An Expert Talks Diesel Engine Oil
Aug 1, 2019—Last week, NOLN, a sister publication of Ratchet+Wrench, spent some time at the 37th-annual SuperRigs event put on by Shell Rotella.
The truck show and contest features working big rigs and took place in Albert Lea, Minn.
NOLN also got a chance to sit down with Dan Arcy, global OEM technical manager for Shell. Arcy was also chairman of the New Category Development Team through the American Petroleum Industry. That team led the effort to develop the newest diesel engine service categories: API CK-4 and FA-4.
Oil brands could begin licensing CK-4 and FA-4 diesel engine oils starting in late 2016. CK-4 is the continuation of the previous service category, CJ-4. And it’s backwards compatible, meaning that oils certified to the new standard will work with engines that require a previous standard.
Just like with the gasoline engine oil, diesel engine oil standards are changing to reflect a trend toward greater fuel efficiency. Lower oil viscosity has been a way to aid that effort.
“The engine manufacturers are looking to move toward lower viscosity grades,” Arcy said. “The reason for that is that lower viscosity grades can provide fuel economy benefit. And fuel economy is where we get our CO2 reductions.”
FA-4 was developed for even lower viscosities to be used mainly in newer heavy duty on-highway trucks. One exception is that Ford chose those oils for its smaller diesel engines.

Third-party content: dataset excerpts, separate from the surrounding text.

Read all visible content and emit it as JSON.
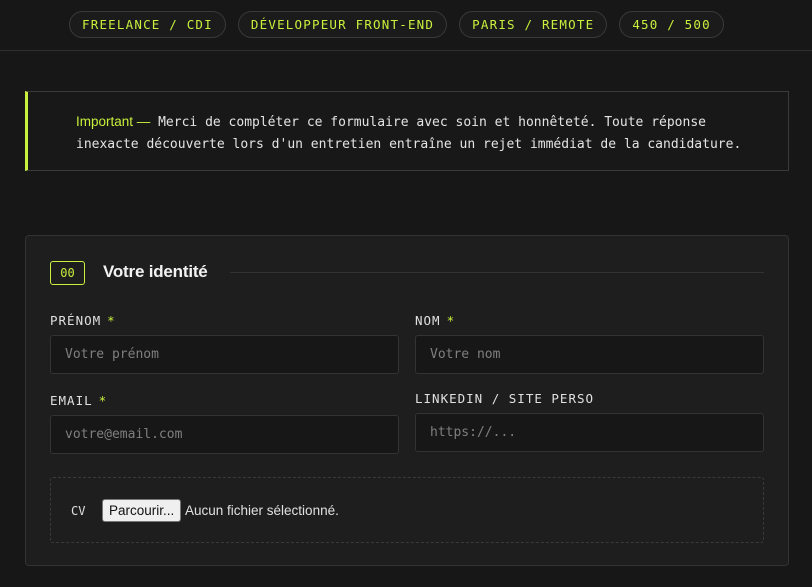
{
  "header": {
    "tags": [
      "FREELANCE / CDI",
      "DÉVELOPPEUR FRONT-END",
      "PARIS / REMOTE",
      "450 / 500"
    ]
  },
  "notice": {
    "label": "Important —",
    "text_line1": " Merci de compléter ce formulaire avec soin et honnêteté. Toute réponse",
    "text_line2": "inexacte découverte lors d'un entretien entraîne un rejet immédiat de la candidature."
  },
  "section": {
    "number": "00",
    "title": "Votre identité",
    "fields": {
      "first_name": {
        "label": "PRÉNOM",
        "placeholder": "Votre prénom",
        "value": "",
        "required_mark": "*"
      },
      "last_name": {
        "label": "NOM",
        "placeholder": "Votre nom",
        "value": "",
        "required_mark": "*"
      },
      "email": {
        "label": "EMAIL",
        "placeholder": "votre@email.com",
        "value": "",
        "required_mark": "*"
      },
      "website": {
        "label": "LINKEDIN / SITE PERSO",
        "placeholder": "https://...",
        "value": ""
      }
    },
    "cv": {
      "label": "CV",
      "button_label": "Parcourir...",
      "status": "Aucun fichier sélectionné."
    }
  },
  "colors": {
    "accent": "#c8f03c",
    "background": "#171717",
    "card": "#1e1e1e"
  }
}
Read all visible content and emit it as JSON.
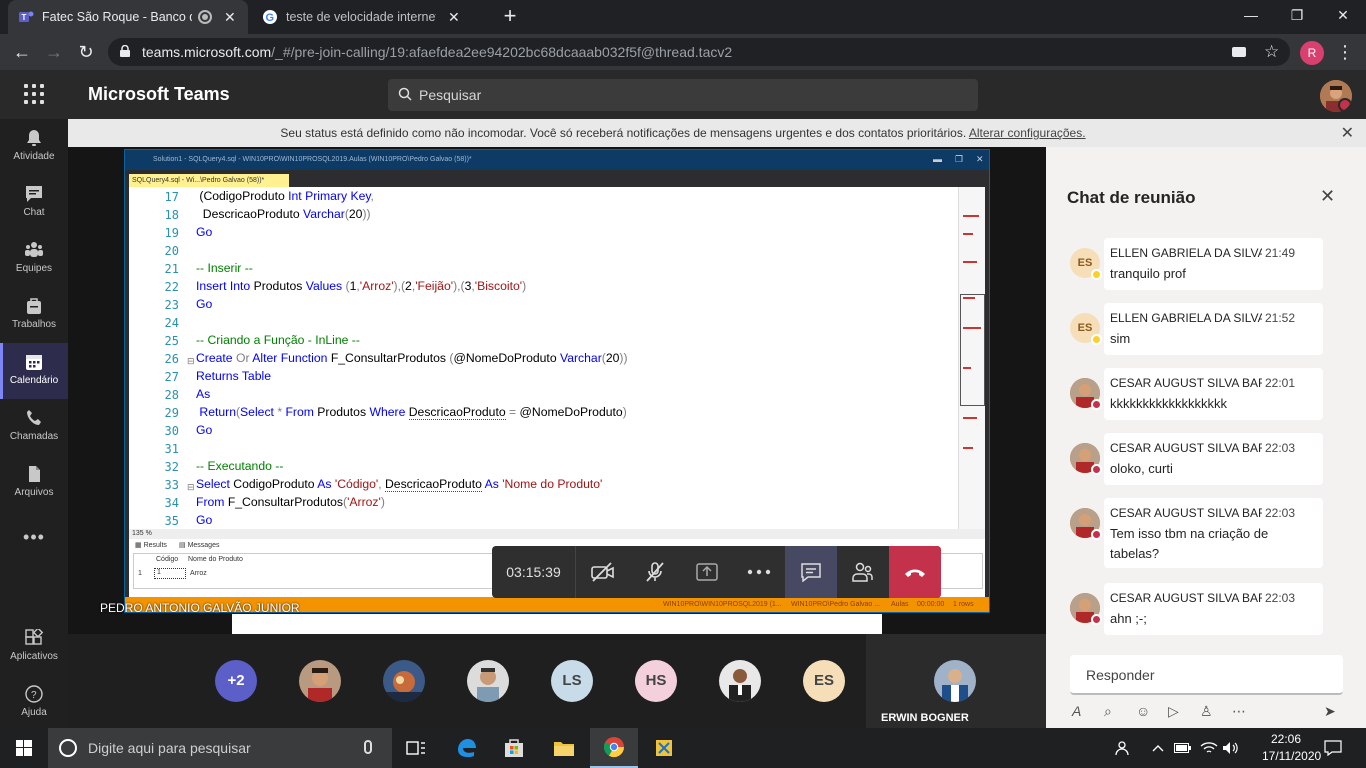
{
  "browser": {
    "tabs": [
      {
        "title": "Fatec São Roque - Banco de"
      },
      {
        "title": "teste de velocidade internet - Pe"
      }
    ],
    "url_host": "teams.microsoft.com",
    "url_path": "/_#/pre-join-calling/19:afaefdea2ee94202bc68dcaaab032f5f@thread.tacv2",
    "profile_initial": "R"
  },
  "teams": {
    "app_name": "Microsoft Teams",
    "search_placeholder": "Pesquisar",
    "rail": [
      {
        "label": "Atividade",
        "icon": "bell-icon"
      },
      {
        "label": "Chat",
        "icon": "chat-icon"
      },
      {
        "label": "Equipes",
        "icon": "teams-icon"
      },
      {
        "label": "Trabalhos",
        "icon": "assignments-icon"
      },
      {
        "label": "Calendário",
        "icon": "calendar-icon"
      },
      {
        "label": "Chamadas",
        "icon": "phone-icon"
      },
      {
        "label": "Arquivos",
        "icon": "files-icon"
      },
      {
        "label": "Aplicativos",
        "icon": "apps-icon"
      },
      {
        "label": "Ajuda",
        "icon": "help-icon"
      }
    ],
    "notice": {
      "text": "Seu status está definido como não incomodar. Você só receberá notificações de mensagens urgentes e dos contatos prioritários.",
      "link": "Alterar configurações."
    }
  },
  "ssms": {
    "title": "Solution1 - SQLQuery4.sql - WIN10PRO\\WIN10PROSQL2019.Aulas (WIN10PRO\\Pedro Galvao (58))*",
    "doc_tab": "SQLQuery4.sql - Wi...\\Pedro Galvao (58))*",
    "zoom": "135 %",
    "results_tab": "Results",
    "messages_tab": "Messages",
    "grid_header_1": "Código",
    "grid_header_2": "Nome do Produto",
    "grid_row_num": "1",
    "grid_cell_1": "1",
    "grid_cell_2": "Arroz",
    "status_server": "WIN10PRO\\WIN10PROSQL2019 (1...",
    "status_user": "WIN10PRO\\Pedro Galvao ...",
    "status_db": "Aulas",
    "status_time": "00:00:00",
    "status_rows": "1 rows",
    "line_numbers": [
      "17",
      "18",
      "19",
      "20",
      "21",
      "22",
      "23",
      "24",
      "25",
      "26",
      "27",
      "28",
      "29",
      "30",
      "31",
      "32",
      "33",
      "34",
      "35"
    ]
  },
  "presenter_name": "PEDRO ANTONIO GALVÃO JUNIOR",
  "call": {
    "timer": "03:15:39",
    "buttons": [
      "camera-off-icon",
      "mic-off-icon",
      "share-icon",
      "more-icon",
      "chat-icon",
      "participants-icon",
      "hangup-icon"
    ]
  },
  "participants": {
    "overflow": "+2",
    "initials": [
      "LS",
      "HS",
      "ES"
    ],
    "featured_name": "ERWIN BOGNER"
  },
  "chat": {
    "title": "Chat de reunião",
    "messages": [
      {
        "initials": "ES",
        "name": "ELLEN GABRIELA DA SILVA",
        "time": "21:49",
        "text": "tranquilo prof"
      },
      {
        "initials": "ES",
        "name": "ELLEN GABRIELA DA SILVA",
        "time": "21:52",
        "text": "sim"
      },
      {
        "initials": "",
        "name": "CESAR AUGUST SILVA BAR...",
        "time": "22:01",
        "text": "kkkkkkkkkkkkkkkkkk"
      },
      {
        "initials": "",
        "name": "CESAR AUGUST SILVA BAR...",
        "time": "22:03",
        "text": "oloko, curti"
      },
      {
        "initials": "",
        "name": "CESAR AUGUST SILVA BAR...",
        "time": "22:03",
        "text": "Tem isso tbm na criação de tabelas?"
      },
      {
        "initials": "",
        "name": "CESAR AUGUST SILVA BAR...",
        "time": "22:03",
        "text": "ahn ;-;"
      }
    ],
    "reply_placeholder": "Responder"
  },
  "taskbar": {
    "search_placeholder": "Digite aqui para pesquisar",
    "time": "22:06",
    "date": "17/11/2020"
  },
  "colors": {
    "teams_accent": "#7f85f5",
    "hangup": "#c4314b",
    "ssms_status": "#f49300"
  }
}
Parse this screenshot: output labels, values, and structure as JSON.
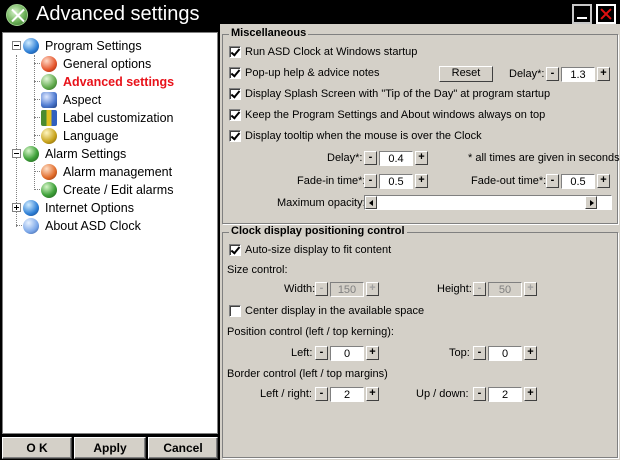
{
  "window": {
    "title": "Advanced settings"
  },
  "tree": {
    "items": [
      {
        "label": "Program Settings",
        "icon": "globe-icon"
      },
      {
        "label": "General options",
        "icon": "gear-icon"
      },
      {
        "label": "Advanced settings",
        "icon": "wrench-icon"
      },
      {
        "label": "Aspect",
        "icon": "aspect-icon"
      },
      {
        "label": "Label customization",
        "icon": "label-icon"
      },
      {
        "label": "Language",
        "icon": "language-icon"
      },
      {
        "label": "Alarm Settings",
        "icon": "alarm-icon"
      },
      {
        "label": "Alarm management",
        "icon": "alarm-management-icon"
      },
      {
        "label": "Create / Edit alarms",
        "icon": "create-alarm-icon"
      },
      {
        "label": "Internet Options",
        "icon": "internet-icon"
      },
      {
        "label": "About ASD Clock",
        "icon": "about-icon"
      }
    ],
    "selected": "Advanced settings"
  },
  "buttons": {
    "ok": "O K",
    "apply": "Apply",
    "cancel": "Cancel"
  },
  "misc": {
    "legend": "Miscellaneous",
    "run_at_startup": "Run ASD Clock at Windows startup",
    "popup_help": "Pop-up help & advice notes",
    "reset": "Reset",
    "delay_label": "Delay*:",
    "popup_delay": "1.3",
    "splash": "Display Splash Screen with \"Tip of the Day\" at program startup",
    "on_top": "Keep the Program Settings and About windows always on top",
    "tooltip": "Display tooltip when the mouse is over the Clock",
    "tooltip_delay": "0.4",
    "note": "* all times are given in seconds",
    "fadein_label": "Fade-in time*:",
    "fadein": "0.5",
    "fadeout_label": "Fade-out time*:",
    "fadeout": "0.5",
    "max_opacity_label": "Maximum opacity:",
    "minus": "-",
    "plus": "+"
  },
  "clock": {
    "legend": "Clock display positioning control",
    "autosize": "Auto-size display to fit content",
    "size_control": "Size control:",
    "width_label": "Width:",
    "width": "150",
    "height_label": "Height:",
    "height": "50",
    "center": "Center display in the available space",
    "position_control": "Position control (left / top kerning):",
    "left_label": "Left:",
    "left": "0",
    "top_label": "Top:",
    "top": "0",
    "border_control": "Border control (left / top margins)",
    "leftright_label": "Left / right:",
    "leftright": "2",
    "updown_label": "Up / down:",
    "updown": "2"
  },
  "checks": {
    "run_at_startup": true,
    "popup_help": true,
    "splash": true,
    "on_top": true,
    "tooltip": true,
    "autosize": true,
    "center": false
  }
}
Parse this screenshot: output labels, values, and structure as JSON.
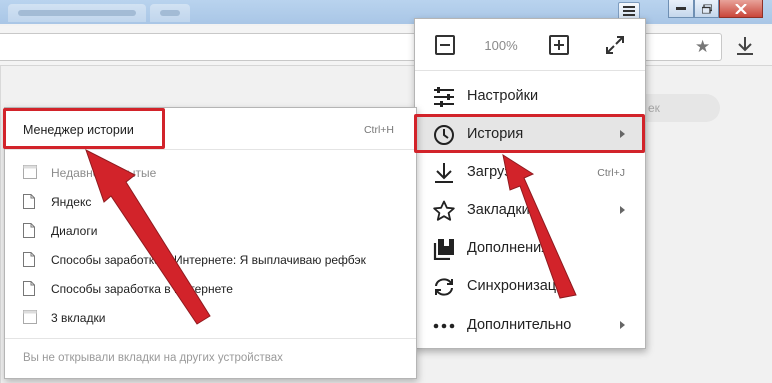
{
  "toolbar": {
    "zoom_value": "100%"
  },
  "menu": {
    "items": [
      {
        "label": "Настройки",
        "shortcut": "",
        "arrow": false,
        "icon": "settings-sliders-icon"
      },
      {
        "label": "История",
        "shortcut": "",
        "arrow": true,
        "icon": "clock-icon"
      },
      {
        "label": "Загрузки",
        "shortcut": "Ctrl+J",
        "arrow": false,
        "icon": "download-icon"
      },
      {
        "label": "Закладки",
        "shortcut": "",
        "arrow": true,
        "icon": "star-icon"
      },
      {
        "label": "Дополнения",
        "shortcut": "",
        "arrow": false,
        "icon": "extensions-icon"
      },
      {
        "label": "Синхронизация",
        "shortcut": "",
        "arrow": false,
        "icon": "sync-icon"
      },
      {
        "label": "Дополнительно",
        "shortcut": "",
        "arrow": true,
        "icon": "more-dots-icon"
      }
    ]
  },
  "history": {
    "manager_label": "Менеджер истории",
    "manager_shortcut": "Ctrl+H",
    "items": [
      {
        "label": "Недавно закрытые",
        "icon": "folder-icon",
        "muted": true
      },
      {
        "label": "Яндекс",
        "icon": "page-icon",
        "muted": false
      },
      {
        "label": "Диалоги",
        "icon": "page-icon",
        "muted": false
      },
      {
        "label": "Способы заработка в Интернете: Я выплачиваю рефбэк",
        "icon": "page-icon",
        "muted": false
      },
      {
        "label": "Способы заработка в Интернете",
        "icon": "page-icon",
        "muted": false
      },
      {
        "label": "3 вкладки",
        "icon": "folder-icon",
        "muted": false
      }
    ],
    "footer": "Вы не открывали вкладки на других устройствах"
  },
  "page": {
    "search_placeholder": "ек"
  },
  "colors": {
    "annotation": "#d2232a",
    "hover": "#e5e5e5"
  }
}
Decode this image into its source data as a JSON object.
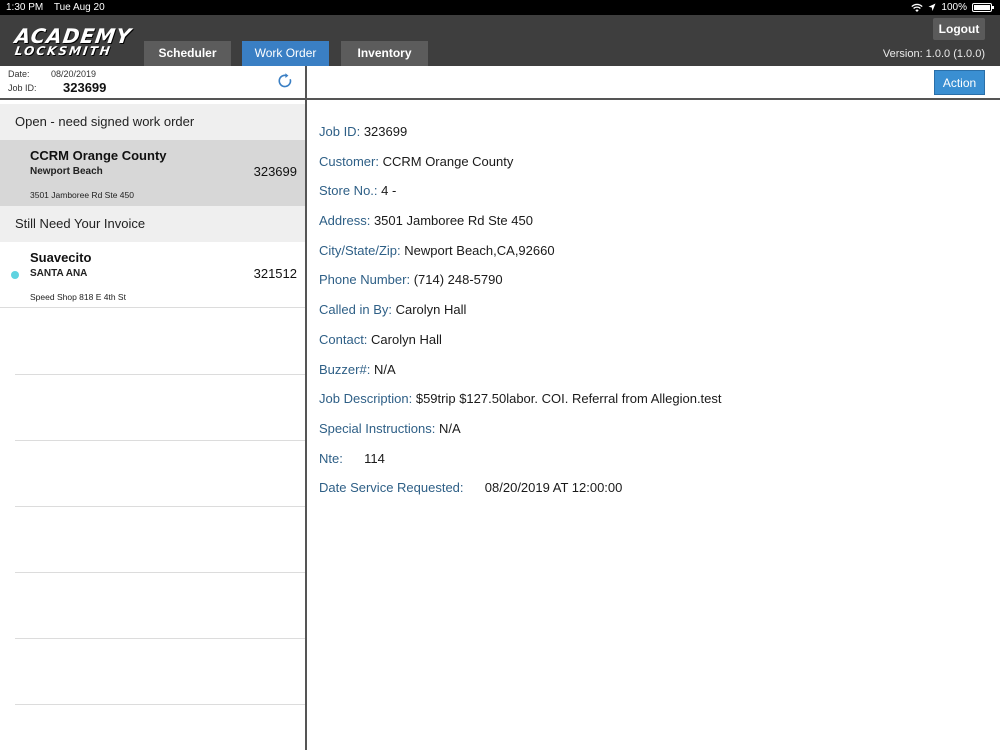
{
  "status_bar": {
    "time": "1:30 PM",
    "date": "Tue Aug 20",
    "battery": "100%"
  },
  "header": {
    "logo_line1": "ACADEMY",
    "logo_line2": "LOCKSMITH",
    "tabs": [
      {
        "label": "Scheduler",
        "active": false
      },
      {
        "label": "Work Order",
        "active": true
      },
      {
        "label": "Inventory",
        "active": false
      }
    ],
    "logout_label": "Logout",
    "version": "Version: 1.0.0 (1.0.0)"
  },
  "sidebar": {
    "date_label": "Date:",
    "date_value": "08/20/2019",
    "job_label": "Job ID:",
    "job_value": "323699",
    "sections": [
      {
        "title": "Open - need signed work order",
        "items": [
          {
            "name": "CCRM Orange County",
            "city": "Newport Beach",
            "number": "323699",
            "address": "3501 Jamboree Rd Ste 450",
            "selected": true
          }
        ]
      },
      {
        "title": "Still Need Your Invoice",
        "items": [
          {
            "name": "Suavecito",
            "city": "SANTA ANA",
            "number": "321512",
            "address": "Speed Shop 818 E 4th St",
            "unread": true
          }
        ]
      }
    ]
  },
  "detail": {
    "action_label": "Action",
    "fields": [
      {
        "label": "Job ID:",
        "value": "323699"
      },
      {
        "label": "Customer:",
        "value": "CCRM Orange County"
      },
      {
        "label": "Store No.:",
        "value": "4 -"
      },
      {
        "label": "Address:",
        "value": "3501 Jamboree Rd Ste 450"
      },
      {
        "label": "City/State/Zip:",
        "value": "Newport Beach,CA,92660"
      },
      {
        "label": "Phone Number:",
        "value": "(714) 248-5790"
      },
      {
        "label": "Called in By:",
        "value": "Carolyn Hall"
      },
      {
        "label": "Contact:",
        "value": "Carolyn Hall"
      },
      {
        "label": "Buzzer#:",
        "value": "N/A"
      },
      {
        "label": "Job Description:",
        "value": "$59trip $127.50labor. COI. Referral from Allegion.test"
      },
      {
        "label": "Special Instructions:",
        "value": "N/A"
      },
      {
        "label": "Nte:",
        "value": "114"
      },
      {
        "label": "Date Service Requested:",
        "value": "08/20/2019 AT 12:00:00"
      }
    ]
  },
  "colors": {
    "header_bg": "#3e3e3e",
    "active_tab": "#3a7fc4",
    "label_blue": "#2e5f86",
    "action_button": "#3a8fd2",
    "unread_dot": "#5fd3e0"
  }
}
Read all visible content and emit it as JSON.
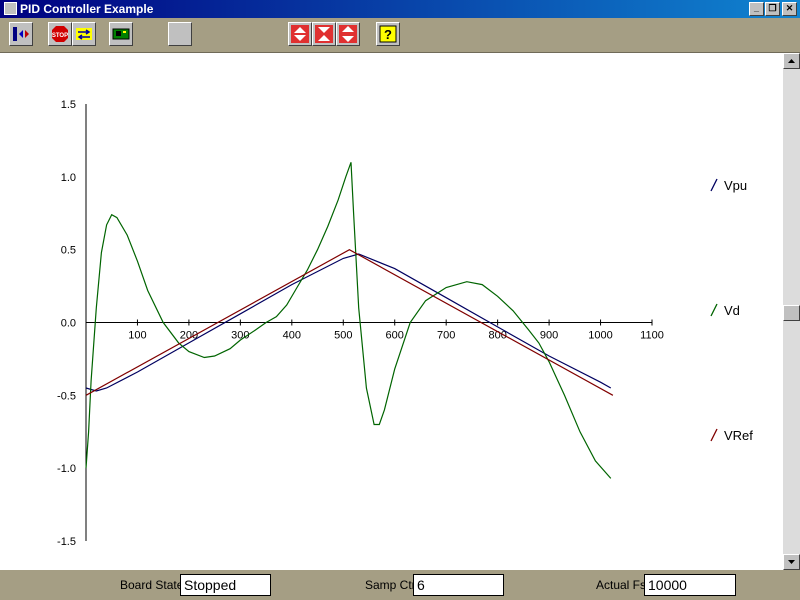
{
  "window": {
    "title": "PID Controller Example",
    "minimize": "_",
    "restore": "❐",
    "close": "✕"
  },
  "toolbar": {
    "icons": [
      "connect-icon",
      "stop-icon",
      "swap-icon",
      "board-icon",
      "blank-icon",
      "zoom-in-icon",
      "zoom-fit-icon",
      "zoom-out-icon",
      "help-icon"
    ]
  },
  "chart_data": {
    "type": "line",
    "xlim": [
      0,
      1100
    ],
    "ylim": [
      -1.5,
      1.5
    ],
    "x_ticks": [
      "100",
      "200",
      "300",
      "400",
      "500",
      "600",
      "700",
      "800",
      "900",
      "1000",
      "1100"
    ],
    "y_ticks": [
      "1.5",
      "1.0",
      "0.5",
      "0.0",
      "-0.5",
      "-1.0",
      "-1.5"
    ],
    "grid": false,
    "legend_position": "right",
    "series": [
      {
        "name": "Vpu",
        "color": "#000060",
        "x": [
          0,
          20,
          40,
          100,
          200,
          300,
          400,
          500,
          530,
          600,
          700,
          800,
          900,
          1000,
          1020
        ],
        "y": [
          -0.45,
          -0.47,
          -0.45,
          -0.34,
          -0.14,
          0.06,
          0.26,
          0.44,
          0.47,
          0.37,
          0.17,
          -0.03,
          -0.23,
          -0.41,
          -0.45
        ]
      },
      {
        "name": "Vd",
        "color": "#006400",
        "x": [
          0,
          5,
          10,
          20,
          30,
          40,
          50,
          60,
          80,
          100,
          120,
          150,
          180,
          200,
          230,
          250,
          280,
          300,
          330,
          350,
          370,
          390,
          410,
          430,
          450,
          470,
          490,
          505,
          515,
          520,
          530,
          545,
          560,
          570,
          580,
          600,
          630,
          660,
          700,
          740,
          770,
          800,
          830,
          860,
          880,
          900,
          930,
          960,
          990,
          1020
        ],
        "y": [
          -1.0,
          -0.75,
          -0.4,
          0.1,
          0.48,
          0.67,
          0.74,
          0.72,
          0.6,
          0.42,
          0.22,
          0.0,
          -0.14,
          -0.2,
          -0.24,
          -0.23,
          -0.18,
          -0.12,
          -0.05,
          0.0,
          0.04,
          0.12,
          0.24,
          0.36,
          0.5,
          0.66,
          0.84,
          1.0,
          1.1,
          0.75,
          0.1,
          -0.45,
          -0.7,
          -0.7,
          -0.6,
          -0.32,
          0.0,
          0.15,
          0.24,
          0.28,
          0.26,
          0.18,
          0.08,
          -0.05,
          -0.14,
          -0.27,
          -0.5,
          -0.75,
          -0.95,
          -1.07
        ]
      },
      {
        "name": "VRef",
        "color": "#800000",
        "x": [
          0,
          512,
          1024
        ],
        "y": [
          -0.5,
          0.5,
          -0.5
        ]
      }
    ]
  },
  "status": {
    "board_state_label": "Board State",
    "board_state_value": "Stopped",
    "samp_ctr_label": "Samp Ctr",
    "samp_ctr_value": "6",
    "actual_fs_label": "Actual Fs",
    "actual_fs_value": "10000"
  }
}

What’s important to know is that, unlike CK-4, FA-4 oils are not backwards compatible for engines that require a previous API service category.
Arcy said that the new CK-4 oils must be able to perform better with those fuel-saving, lower viscosity levels. Otherwise, drivers wouldn’t put them in their vehicles.
“That’s one of the biggest questions that we have from our customers,” he said. “They’re not going to accept a reduction in durability of that engine just to get a little bit better fuel economy.”
The Ford Exception
After the release of CK-4 and FA-4 standards, Ford didn’t like what it was seeing in tests with the 6.7-liter diesel engine.
The company announced that it wouldn’t recommend the new service categories for any of its diesel engines. That is, unless the oil is also certified by its own standard that the company developed.
“The reason Ford came out with that is they said that the unique design of these engines actually puts a lot of stress on the oil,” Arcy said. “And they wanted to make sure that oils in the marketplace were oils that would meet the requirements.”
That standard, MTC171 F1, gave oil manufacturers another target for product development, but many, like Shell Rotella, rose to the challenge.
A list of oils that meet that Ford spec can be found here.
Diesel oil changes are a small part of a typical quick lube’s operation. According to the 2018 Operator Survey, just 5 percent of oil changes are performed on diesel engines.
But in case you hear that diesel noise pulling up to your bay, Arcy said that he recommends keeping a few grades on hand.
He said that 15W-40 is the predominant grade, and it’s most likely what customers will ask for if they know what diesel engines have been running for years.
But, as the trends dictate, lower viscosity grades are becoming more popular.
“5W-40 for sure,” Arcy said. “All three of your engine manufacturers for diesel pickups all recommend 5W-40s actually for year-round. But they recommend them specifically in the wintertime for cold weather pumpability.”
He added that 10W-30 is the primary grade for the 6.7-liter Ford engines, but the products that meet the Ford spec come in all kinds of grades.
As always, double check the OEM recommendations.